# Sausage Stuffer Recommendations?



## chrislehrer (Oct 9, 2008)

I have recently had the unpleasant experience of discovering that the sausage stuffer attachment for my KitchenAid food grinder works very badly indeed: slow, jerky, burping air, and leaves a huge amount of wasted material on the screw at the end. So I'm looking for a better tool.

Most people seem to recommend the overhand things, which vary from $100 to well over $1000. Some recommend the things that look like a big caulk gun, but I can't seem to find them for sale. There are also screw-pressed and water-pressed systems.

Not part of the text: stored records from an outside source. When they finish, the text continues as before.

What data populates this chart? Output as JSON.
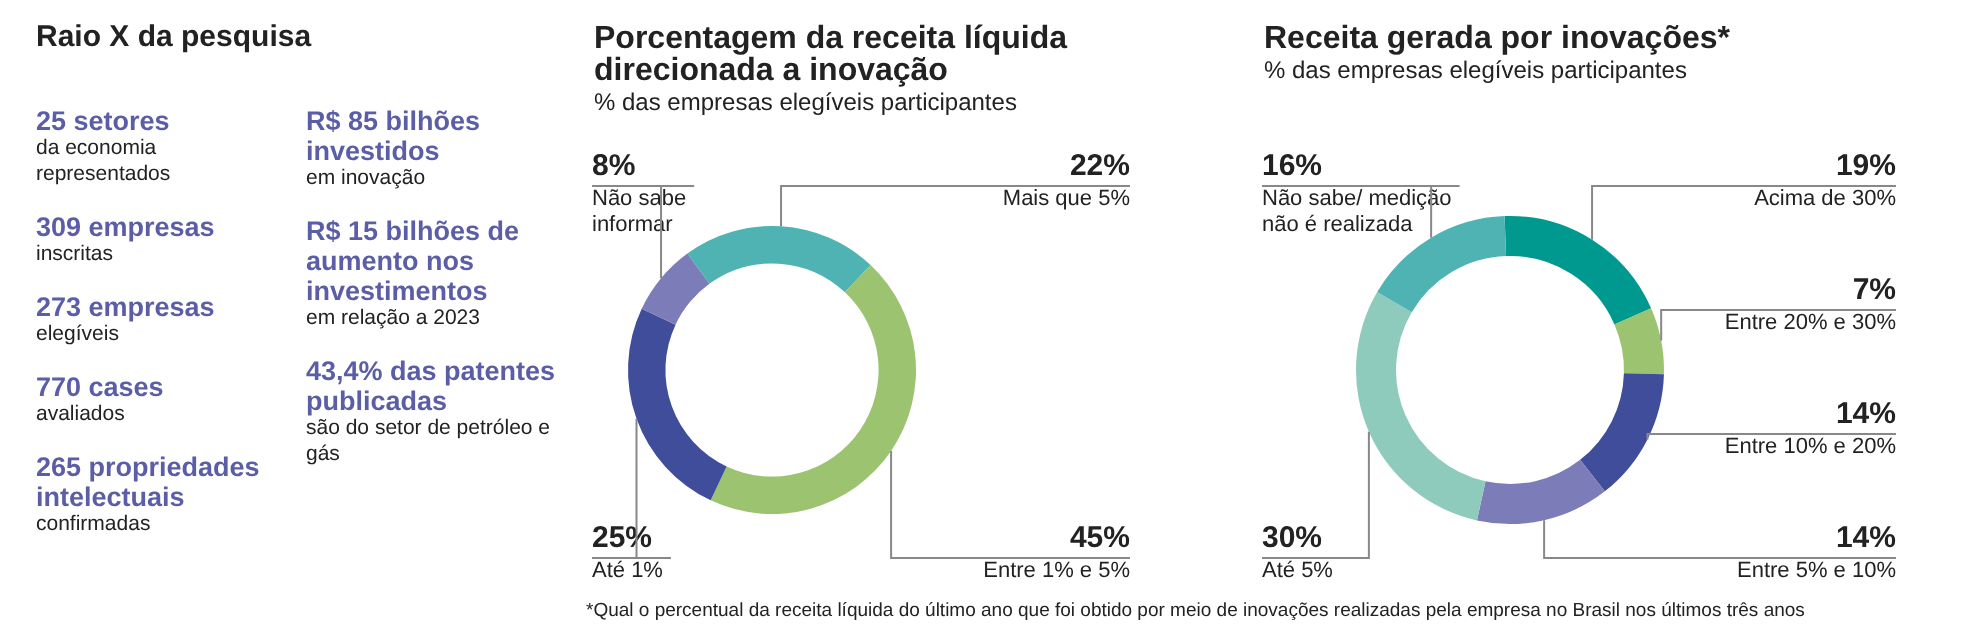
{
  "chart_data": [
    {
      "type": "other",
      "title": "Raio X da pesquisa",
      "annotations": [
        "25 setores",
        "da economia representados",
        "309 empresas",
        "inscritas",
        "273 empresas",
        "elegíveis",
        "770 cases",
        "avaliados",
        "265 propriedades intelectuais",
        "confirmadas",
        "R$ 85 bilhões investidos",
        "em inovação",
        "R$ 15 bilhões de aumento nos investimentos",
        "em relação a 2023",
        "43,4% das patentes publicadas",
        "são do setor de petróleo e gás"
      ]
    },
    {
      "type": "donut",
      "title": "Porcentagem da receita líquida direcionada a inovação",
      "subtitle": "% das empresas elegíveis participantes",
      "categories": [
        "Mais que 5%",
        "Entre 1% e 5%",
        "Até 1%",
        "Não sabe informar"
      ],
      "values": [
        22,
        45,
        25,
        8
      ],
      "value_labels": [
        "22%",
        "45%",
        "25%",
        "8%"
      ],
      "colors": [
        "#4fb3b3",
        "#9cc36f",
        "#3f4d9b",
        "#7c7cb8"
      ],
      "legend": false
    },
    {
      "type": "donut",
      "title": "Receita gerada por inovações*",
      "subtitle": "% das empresas elegíveis participantes",
      "categories": [
        "Acima de 30%",
        "Entre 20% e 30%",
        "Entre 10% e 20%",
        "Entre 5% e 10%",
        "Até 5%",
        "Não sabe/ medição não é realizada"
      ],
      "values": [
        19,
        7,
        14,
        14,
        30,
        16
      ],
      "value_labels": [
        "19%",
        "7%",
        "14%",
        "14%",
        "30%",
        "16%"
      ],
      "colors": [
        "#00998f",
        "#9cc36f",
        "#3f4d9b",
        "#7c7cb8",
        "#8fcbbc",
        "#4fb3b3"
      ],
      "legend": false,
      "annotations": [
        "*Qual o percentual da receita líquida do último ano que foi obtido por meio de inovações realizadas pela empresa no Brasil nos últimos três anos"
      ]
    }
  ]
}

I'd like to keep it at a reasonable price -- this is not a profession for me. I don't expect I'll be stuffing more than 5-10 pounds of sausage a week, tops. But on the other hand, I don't want to cut costs just to have the thing break on me; I'd like to buy something that is basically going to last a long time.

Help?


----------



## phatch (Mar 29, 2002)

I've got the kitchenaid as well.

I've not had as much trouble with it as you describe. I do wish I had an extra set of hands with it though.

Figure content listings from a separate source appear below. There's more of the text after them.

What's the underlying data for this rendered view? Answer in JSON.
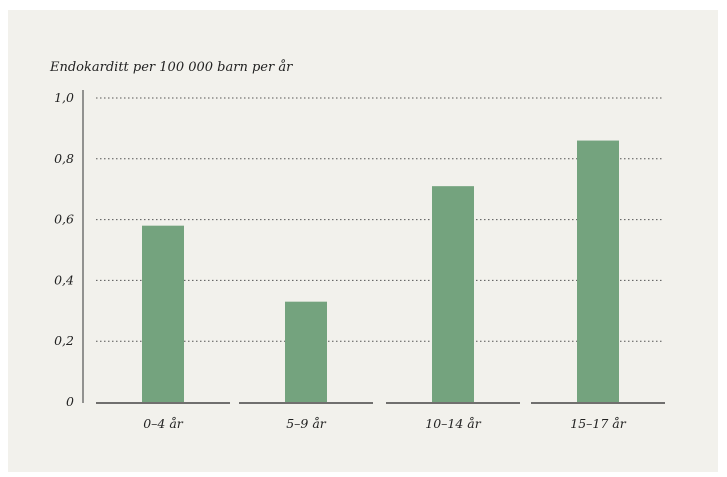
{
  "chart_data": {
    "type": "bar",
    "ylabel": "Endokarditt per 100 000 barn per år",
    "xlabel": "",
    "categories": [
      "0–4 år",
      "5–9 år",
      "10–14 år",
      "15–17 år"
    ],
    "values": [
      0.58,
      0.33,
      0.71,
      0.86
    ],
    "yticks": [
      "0",
      "0,2",
      "0,4",
      "0,6",
      "0,8",
      "1,0"
    ],
    "ylim": [
      0,
      1.0
    ],
    "grid": "horizontal-dotted",
    "bar_color": "#74a37e",
    "background_color": "#f2f1ec"
  }
}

Most of my trouble is feeding product into the tube while taking up the growing length of sausage. 

I've taken to running the KA in the sink and running the sausage out onto the counter. This improves the feed tube angle and the sausage comes out wihtout so much drop to the counter.

To get the last of teh sausage out of the auger, run some ice through the system.

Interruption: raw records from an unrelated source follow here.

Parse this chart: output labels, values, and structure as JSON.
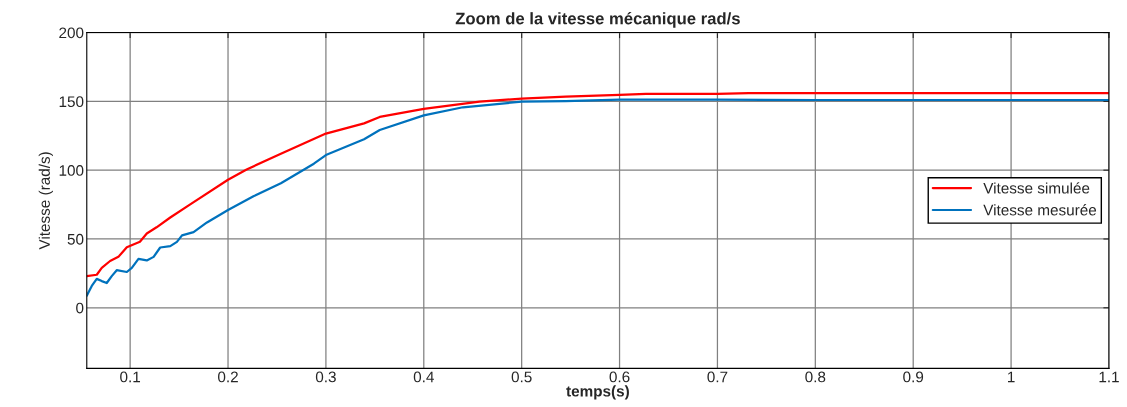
{
  "chart_data": {
    "type": "line",
    "title": "Zoom de la vitesse mécanique rad/s",
    "xlabel": "temps(s)",
    "ylabel": "Vitesse (rad/s)",
    "xlim": [
      0.0557,
      1.1
    ],
    "ylim": [
      -44,
      200
    ],
    "xticks": [
      0.1,
      0.2,
      0.3,
      0.4,
      0.5,
      0.6,
      0.7,
      0.8,
      0.9,
      1,
      1.1
    ],
    "yticks": [
      0,
      50,
      100,
      150,
      200
    ],
    "grid": true,
    "legend": "right",
    "line_style": "solid",
    "marker": "none",
    "series": [
      {
        "name": "Vitesse simulée",
        "color": "#ff0000",
        "x": [
          0.0557,
          0.0659,
          0.071,
          0.0795,
          0.088,
          0.0966,
          0.11,
          0.117,
          0.127,
          0.141,
          0.161,
          0.2,
          0.219,
          0.254,
          0.3,
          0.339,
          0.355,
          0.4,
          0.457,
          0.5,
          0.545,
          0.6,
          0.627,
          0.7,
          0.732,
          0.8,
          0.9,
          1.0,
          1.1
        ],
        "values": [
          23,
          24,
          29,
          34,
          37,
          44,
          48,
          54,
          58.5,
          65.6,
          75,
          93,
          100.5,
          112,
          126.6,
          134,
          138.7,
          144.6,
          149.8,
          152,
          153.5,
          154.7,
          155.4,
          155.4,
          156,
          156,
          156,
          156,
          156
        ]
      },
      {
        "name": "Vitesse mesurée",
        "color": "#0072bd",
        "x": [
          0.0557,
          0.0608,
          0.0659,
          0.071,
          0.0761,
          0.0812,
          0.0863,
          0.0966,
          0.1017,
          0.1085,
          0.117,
          0.124,
          0.1307,
          0.141,
          0.1478,
          0.153,
          0.1648,
          0.1785,
          0.2,
          0.226,
          0.254,
          0.2877,
          0.3,
          0.339,
          0.355,
          0.4,
          0.44,
          0.5,
          0.545,
          0.6,
          0.7,
          0.8,
          0.9,
          1.0,
          1.1
        ],
        "values": [
          8.8,
          15.9,
          21,
          19.4,
          18,
          23,
          27.3,
          26,
          29,
          35.5,
          34.4,
          37,
          43.8,
          44.8,
          47.9,
          52.6,
          55,
          62,
          71,
          81,
          90.5,
          104.7,
          111,
          122.5,
          129.2,
          139.8,
          145.7,
          149.8,
          150.2,
          151.2,
          151.2,
          151,
          151,
          151,
          151
        ]
      }
    ]
  }
}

If I'm stuffing various sausage types, I just separate them in the skin by the ground ice. Much less hassle than setting everything up over again.

As to the air, I poke air bubbles with a sewing needle. Won't impair the integrity of the skin. Doesn't weep greas during cooking significantly. And it gets rid of most of the air. For a cured dry sausage, you would need a better stuffer for food safety as I understand it. 

Cabelas has some good options in their catalog though they tendtobe pricey. Also offer some large inedible casings for cured sausages.

Sportsmens Guide often has deals on such items but you never know what brand or price they'll have.

While a better tool has its appeal, it would take more storage space than the KA attachment.

I'm typing from my net book with its small keyboard. Forgive errors please.

Phil


----------



## ed buchanan (May 29, 2006)

Chris; Although I don't use a kitchen aid I use an old small Hobart mixer. I have had same problems and have beat it by semi freezing my meat and punching small holes in the casing. I also soak my caseing in water prior as I get them dry and packed in salt. When I grind any meat I always grind with ice as the friction of the grinder generates enough heat to make the fat to soft and makes the machine work harder without the ice and binds the worm gear.. To get out the last of the meat just run a piece of bread thru. Also two people make it easier to handle as you can use both hands to work the caseing end and someone can control the feed. Good Luck


----------



## maryb (Mar 21, 2008)

Northern Industrial 5-Lb. Sausage Stuffer | Stuffers | Northern Tool + Equipment

Fairly good reviews and I know several people who are using one. Haven't bought one for myself yet.


----------